Tuesday 15 September 2015

Parker Pyne Investigates - Agatha Christie

Parker Pyne Investigates is more a series of short stories than one novel, featuring Mr Parker Pyne, an ex-statistican who now consults for a living. He claims not to be a detective, and in fact he's almost the opposite of a detective – people come to him unhappy from insecurity in their marriage, dissatisfaction with their lifestyle, or simply out of boredom – and he secretly engineers events which push them in the direction of becoming happier.

The first half of the book has a collection of these 'consultation' stories in London, but the second half follows Mr Parker Pyne on a series of travels around the Middle East, Egypt and Greece, in which he finds himself reluctantly pulled into playing the detective even on holiday.

As a character Parker Pyne feels like a cross between Poirot and G K Chesterton's Father Brown. His apparently haphazard methods and understanding, stolid manner almost always lead to him succeeding somehow, and he takes success or the occasional failure with the same amiable placidity.

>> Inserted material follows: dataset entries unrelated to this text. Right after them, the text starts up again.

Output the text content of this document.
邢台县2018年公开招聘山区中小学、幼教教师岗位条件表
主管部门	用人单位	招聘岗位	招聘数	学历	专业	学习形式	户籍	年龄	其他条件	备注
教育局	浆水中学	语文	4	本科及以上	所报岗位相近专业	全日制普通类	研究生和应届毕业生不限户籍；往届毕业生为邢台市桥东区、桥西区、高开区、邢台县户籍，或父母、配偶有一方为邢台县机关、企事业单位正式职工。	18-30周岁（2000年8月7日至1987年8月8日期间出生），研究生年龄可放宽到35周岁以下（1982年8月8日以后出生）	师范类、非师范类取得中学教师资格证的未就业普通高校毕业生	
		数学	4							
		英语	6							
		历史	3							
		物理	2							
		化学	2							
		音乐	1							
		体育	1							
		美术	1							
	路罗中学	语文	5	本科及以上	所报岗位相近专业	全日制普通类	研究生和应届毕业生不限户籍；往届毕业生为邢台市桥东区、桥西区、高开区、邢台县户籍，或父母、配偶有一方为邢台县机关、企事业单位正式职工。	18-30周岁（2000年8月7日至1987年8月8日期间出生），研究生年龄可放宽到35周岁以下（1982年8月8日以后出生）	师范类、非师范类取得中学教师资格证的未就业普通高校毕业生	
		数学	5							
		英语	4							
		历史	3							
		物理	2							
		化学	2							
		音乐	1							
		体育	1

This collection of short stories feels almost like an artist's sketchbook, where an idea or concept for one of Christie's more complex plots is briefly sketched out and played with to explore its potential. The stories are amusing, ironic and full of trademark twists and good-humoured melodrama.

Overall, a light, pleasant read for any mystery fan.


Next up: Bridget Jones' Diary by Helen Fielding

Sunday 13 September 2015

The Girl Who Kicked the Hornet's Nest - Stieg Larsson

Rather longer than the previous novels (at nearly 750 pages in my edition), The Girl Who Kicked the Hornet's Nest finishes off Stieg Larsson's Millennium Trilogy. I don't want to give spoilers for The Girl Who Played with Fire, but I will say that we begin this novel with Salander stuck in a hospital bed and awaiting trial for murder.

Of necessity the majority of the action is done by the other characters in this novel, although Salander proves exceptionally resourceful even from a secure hospital room. Blomkvist races to uncover the truth about Salander and her father, while an underground Swedish secret services cell desperately tries to get her committed once again in order to cover up her father's past crimes.

Once again Larsson's style is clear, direct and gripping. Action and subterfuge merge as we follow the manoeuvres and counter-manoeuvres of the opposing sides, and the emotional and moral ambiguities add a refreshing sense of realism. There is no theatricality about the “bad guys'” point of view sections, only a feeling of people with a different sense of loyalty and priorities. Again the only negative I have, especially having read the trilogy spaced out over several years, is that I found the extensive network of minor characters and their relationships and pasts difficult to recall at times.

The frantic action leads up to the culmination of the trilogy, Salander's trial to try to prove her sanity and innocence once and for all. All the strands carefully woven through the series are pulled together to form a very satisfying legal and personal conflict between Salander and her nemesis Teleborian, who was responsible for her original committal in a psychiatric unit as a child.

This was a gripping, addictive novel – I can't tell you the amount of times I meant to stop reading and just had to read one more chapter. The Girl Who Kicked the Hornet's Nest is a fast-paced story full of big personalities and complex intertwined schemes, coming together to form a tense and dramatic climax.